Осоковая низина | страница 11



Эрнестина подняла глаза на окно матери: посреди большой горшок с алоэ, по бокам занавески, а за ними — черная пустота. В дом можно войти только со двора. По узкой, крутой скрипучей лестнице. Пахнет чем-то кислым, жареным салом и уборной. На каждом этаже в двух средних квартирах кухни немного меньше, чем в крайних, и выходят окнами в небольшой коридор. Внутренние окна часто держали открытыми, оттуда и разносились все эти запахи. Эрнестинина мать жила на втором этаже в крайней квартире, где кухня была одной величины с комнатой. Такую же квартиру со своими мальчишками занимала в другом конце коридора сестра Нелда.

Гертруда была пониже Эрнестины, но зато полнее. Увидев скорбное лицо дочери, она схватилась за сердце.
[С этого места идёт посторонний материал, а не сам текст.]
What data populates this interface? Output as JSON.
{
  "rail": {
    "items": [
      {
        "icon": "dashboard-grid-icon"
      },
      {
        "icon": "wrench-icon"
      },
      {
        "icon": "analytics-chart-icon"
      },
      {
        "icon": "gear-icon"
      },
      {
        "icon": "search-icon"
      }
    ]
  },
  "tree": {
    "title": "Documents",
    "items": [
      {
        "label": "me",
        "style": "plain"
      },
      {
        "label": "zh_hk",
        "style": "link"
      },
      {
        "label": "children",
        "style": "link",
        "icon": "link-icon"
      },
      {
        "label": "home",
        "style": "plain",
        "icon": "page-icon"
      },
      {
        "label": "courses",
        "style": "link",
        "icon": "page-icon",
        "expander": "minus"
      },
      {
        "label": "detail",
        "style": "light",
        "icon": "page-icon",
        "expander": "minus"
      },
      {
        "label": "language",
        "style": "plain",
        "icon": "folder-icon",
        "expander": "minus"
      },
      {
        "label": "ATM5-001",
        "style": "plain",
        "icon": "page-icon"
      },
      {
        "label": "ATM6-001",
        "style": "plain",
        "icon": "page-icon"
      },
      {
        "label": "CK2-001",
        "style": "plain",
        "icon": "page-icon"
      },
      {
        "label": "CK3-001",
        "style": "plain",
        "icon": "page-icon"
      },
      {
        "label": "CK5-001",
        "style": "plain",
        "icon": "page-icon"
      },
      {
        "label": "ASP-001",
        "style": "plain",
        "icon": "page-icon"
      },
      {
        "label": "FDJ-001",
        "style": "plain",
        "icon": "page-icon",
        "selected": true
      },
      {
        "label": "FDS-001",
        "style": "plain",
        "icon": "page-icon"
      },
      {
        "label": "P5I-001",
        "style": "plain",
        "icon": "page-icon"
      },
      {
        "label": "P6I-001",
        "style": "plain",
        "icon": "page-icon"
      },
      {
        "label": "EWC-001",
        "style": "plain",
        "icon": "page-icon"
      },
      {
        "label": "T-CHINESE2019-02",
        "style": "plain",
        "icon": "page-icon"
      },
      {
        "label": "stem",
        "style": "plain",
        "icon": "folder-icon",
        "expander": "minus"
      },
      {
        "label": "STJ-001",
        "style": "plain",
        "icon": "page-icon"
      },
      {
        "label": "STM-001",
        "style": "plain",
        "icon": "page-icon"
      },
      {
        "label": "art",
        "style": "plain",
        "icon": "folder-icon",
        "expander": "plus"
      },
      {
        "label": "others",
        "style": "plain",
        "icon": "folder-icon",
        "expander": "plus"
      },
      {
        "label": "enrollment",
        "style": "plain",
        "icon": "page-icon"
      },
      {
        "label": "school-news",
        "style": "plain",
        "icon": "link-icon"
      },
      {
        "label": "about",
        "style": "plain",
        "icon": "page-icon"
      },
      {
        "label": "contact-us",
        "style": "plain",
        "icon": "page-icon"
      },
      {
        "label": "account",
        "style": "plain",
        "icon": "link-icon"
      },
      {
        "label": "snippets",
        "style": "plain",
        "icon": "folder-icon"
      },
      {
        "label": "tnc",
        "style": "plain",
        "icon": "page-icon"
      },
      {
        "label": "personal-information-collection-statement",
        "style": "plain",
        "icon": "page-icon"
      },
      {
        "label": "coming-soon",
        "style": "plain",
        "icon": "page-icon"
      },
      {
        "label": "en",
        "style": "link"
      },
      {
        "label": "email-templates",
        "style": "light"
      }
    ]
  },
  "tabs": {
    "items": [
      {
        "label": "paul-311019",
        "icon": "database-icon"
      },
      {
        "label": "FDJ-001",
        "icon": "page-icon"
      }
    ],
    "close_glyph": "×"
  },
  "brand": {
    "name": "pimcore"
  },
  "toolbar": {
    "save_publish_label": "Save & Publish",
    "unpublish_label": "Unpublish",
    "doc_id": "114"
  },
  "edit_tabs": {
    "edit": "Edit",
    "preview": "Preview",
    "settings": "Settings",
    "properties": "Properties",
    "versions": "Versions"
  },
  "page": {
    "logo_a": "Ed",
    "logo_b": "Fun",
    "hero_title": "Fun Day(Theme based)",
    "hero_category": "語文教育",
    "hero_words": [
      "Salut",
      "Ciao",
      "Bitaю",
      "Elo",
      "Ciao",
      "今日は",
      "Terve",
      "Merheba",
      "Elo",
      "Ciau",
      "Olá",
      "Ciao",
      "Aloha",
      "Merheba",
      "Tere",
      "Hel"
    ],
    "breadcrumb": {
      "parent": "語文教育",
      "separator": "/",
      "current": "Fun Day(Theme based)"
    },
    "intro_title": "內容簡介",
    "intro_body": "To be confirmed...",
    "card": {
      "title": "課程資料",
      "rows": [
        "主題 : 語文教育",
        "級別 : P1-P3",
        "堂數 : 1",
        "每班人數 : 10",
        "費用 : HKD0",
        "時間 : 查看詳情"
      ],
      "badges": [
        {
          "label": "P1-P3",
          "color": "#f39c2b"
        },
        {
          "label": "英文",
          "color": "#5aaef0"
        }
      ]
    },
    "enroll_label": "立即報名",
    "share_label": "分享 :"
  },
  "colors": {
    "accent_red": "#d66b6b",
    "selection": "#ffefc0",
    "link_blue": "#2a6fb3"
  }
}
— Что случилось? Отец умер?

— Нет.

Глаза матери приняли обычное пытливое выражение, но она все же непроизвольно коснулась бородавки на левой щеке, верный знак того, что взволнована.

Эрнестина, рассказав все, заключила:

— Там я больше не останусь.

Нелда, которую тоже позвали, невольно переглянулась с матерью.

— Вы хотите вернуться сюда?

— Не проситься же нам к чужим?

— А что говорит Густав?

— Надо же и об Алисе подумать, какому-нибудь ремеслу ее выучить.

— Это верно.

Гертруда тяжело вздохнула.

— Хорошо, переезжайте! Вон в ту квартирку, что внизу. Там пьяница сапожник за квартиру не платит, скандалит, все жильцы жалуются. Сколько можно такое в доме терпеть?

Так и решили: откажут сапожнику — и Курситисы переберутся к своим.

Дом этот Балодисам не с неба свалился. Доставался он долго, горько и тяжело. Его и не было бы, если бы не Гертруда, которая создала семью и свой дом. Это она пятьдесят лет назад вышла за кроткого Криша и перетащила его в Ригу. Это она, двадцатилетняя девчонка, решилась искать счастья на белом свете. Ей и в имении было нехудо. Сметать с бархатных стульев пыль не то что месить грязь на скотном дворе… Да и Кришу сидеть на козлах в обшитой галунами ливрее и возить благородных господ — не бог весть как было трудно. Криш сам никогда не покинул бы имения; но такой уж он был — куда толкнут, туда пойдет, куда поставят, там и останется. Ленив он не был, но не умел никому перечить. Барон его жаловал за послушание и кристальную честность и был недоволен, когда Криш попросил, чтобы его уволили со службы. Гертруда слыла расторопной горничной, но она знала себе цену и не хотела всю жизнь гнуть спину на других.

Криш жил бережливо, добродетельно и накопил денег. По совету Гертруды он купил лошадь и телегу. Криш занялся извозом. Гертруда нашла работу на трактирной кухне. Вечером она приносила домой ведра объедков. Тушеной капусты, варенной в жире картошкой, майонезом и венскими шницелями она не только кормила нескольких свиней, хрюкавших в загородке, но, выбирая куски получше, обжаривала их и подавала на стол Кришу и детям — все это было божьим даром. От соседей все тщательно скрывалось, потому что человек, по дурости своей, очень заносчив и всегда найдет повод, чтобы принизить ближнего. Но того, что у тебя в брюхе, никто, к счастью, не видит, зато, не видя, угадывает, что у тебя в кошельке. Гертруда откладывала рубль к рублю, пока не набиралась шелестящая «катеринка». Сторублевые кредитки она прятала в библию, которую запирала в шкаф, опасаясь воров.